White Noise Excited LPC
Here we simply work out the AR coefficients and throw white noise through the
prediction error filter. As you can see by playing the sound file below the
quality of the speech is not terribly good. Although we can sort of make
out what the person is saying it is not clear who is actually speaking.
As speech is not exactly AR the coefficients aren't enough to represent the
speech. We need some more information and this is the motivation for the
next idea.
White Noise Excited Speech
Pitch Excited LPC
In this technique we make a distinction between frames. We have frames
classified as either 'voiced' or 'unvoiced'. In the case of 'unvoiced'
frames we continue to excite it with white noise. 'Voiced' frames, on the
other hand, are excited with a periodic pulse train with a pulse rate
corresponding to the fundamental frequency of the frame. The fundamental
frequency is calculated using pitch detection. The estimation of the Pitch period is the most important and vulnerable
aspect of Pitch Excited LPC. Bad pitch prediction could worsen the simplest
LPC method of using just white noise as excitation while a good pitch
prediction algorithm would improve the speech quality a whole lot and allow
speaker identification. We find that there is set down rules or exact
science behind pitch prediction and we try several ad-hoc techniques.

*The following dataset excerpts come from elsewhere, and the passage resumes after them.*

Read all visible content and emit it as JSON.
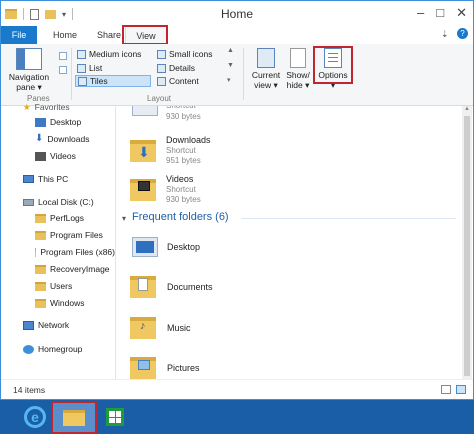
{
  "window": {
    "title": "Home",
    "help_glyph": "?"
  },
  "tabs": {
    "file": "File",
    "home": "Home",
    "share": "Share",
    "view": "View"
  },
  "ribbon": {
    "navigation_pane": [
      "Navigation",
      "pane"
    ],
    "panes_label": "Panes",
    "layout_label": "Layout",
    "layout_items": [
      "Medium icons",
      "List",
      "Tiles",
      "Small icons",
      "Details",
      "Content"
    ],
    "current_view": [
      "Current",
      "view"
    ],
    "show_hide": [
      "Show/",
      "hide"
    ],
    "options": "Options"
  },
  "nav": {
    "favorites": "Favorites",
    "desktop": "Desktop",
    "downloads": "Downloads",
    "videos": "Videos",
    "this_pc": "This PC",
    "local_disk": "Local Disk (C:)",
    "perflogs": "PerfLogs",
    "program_files": "Program Files",
    "program_files_x86": "Program Files (x86)",
    "recovery_image": "RecoveryImage",
    "users": "Users",
    "windows": "Windows",
    "network": "Network",
    "homegroup": "Homegroup"
  },
  "content": {
    "partial_item": {
      "type": "Shortcut",
      "size": "930 bytes"
    },
    "items": [
      {
        "name": "Downloads",
        "type": "Shortcut",
        "size": "951 bytes"
      },
      {
        "name": "Videos",
        "type": "Shortcut",
        "size": "930 bytes"
      }
    ],
    "frequent_header": "Frequent folders (6)",
    "frequent": [
      "Desktop",
      "Documents",
      "Music",
      "Pictures"
    ]
  },
  "status": {
    "items": "14 items"
  },
  "colors": {
    "accent": "#1979ca",
    "highlight": "#c0262d",
    "taskbar": "#1a5ea8"
  }
}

Pitch
detection algorithms can be divided into:
(a) those that utilize the frequency domain properties of the speech.
(b) Those that utilize the time domain properties of the speech
(c) Those that use both time and frequency domain properties of the speech
signal.
We briefly studied the Gold Rabiner algorithm and implemented the
Homomorphic and the Autocorrelation Pitch tracker methods.
Figure 4
If you play the sound file below it is clear that the quality of the speech
is much higher then with just the white noise. Pitch excited LPC works well
at low bit rates, however, it can never produce toll quality speech just
because of the uncertainty of pitch detection.
Pitch Excited Speech
Residual Excited LPC
This technique gets rid of the pitch detection side and instead
concentrates on the residual (approximately white). Essentially you just
perform some kind of compression on the residual. The nice thing about this
is that you have a direct tradeoff between the compression ratio and the
quality of the speech. The less compressed the residual the higher quality
speech. In our scheme we simply stored the sign of the residual and used
that as our excitation for our linear prediction error filter. If you play
the below speech file you will see that the quality of this simple
compression yields very impressive results. It is clear what the speaker
is saying and also who is speaking. This is an improvement over PELPC.
Typically, RELP involves low pass filtering and downsampling the residual
and so we need to perform high frequency regeneration on the synthesis side
which can be problematic.
Residual Excited Speech
Code Book Excited LPC
This technique falls under the more general idea of analysis by synthesis.
In a nutshell, this involves performing an exhaustive search of all the
codewords in a certain codebook to find the 'best' excitation. More,
specifically, after working out the AR coefficients for the speech frames,
the speech is excited with each of the codewords in the codebook until the
one that minimizes some perceptual error is found. The index of this 'best'
codeword along with the normalized energy of the frame is sent or stored
along with the AR coefficients.
In general this is the best technique known for high quality, low bit rate
speech compression, however, it has the disadvantage of being the most
computationally demanding.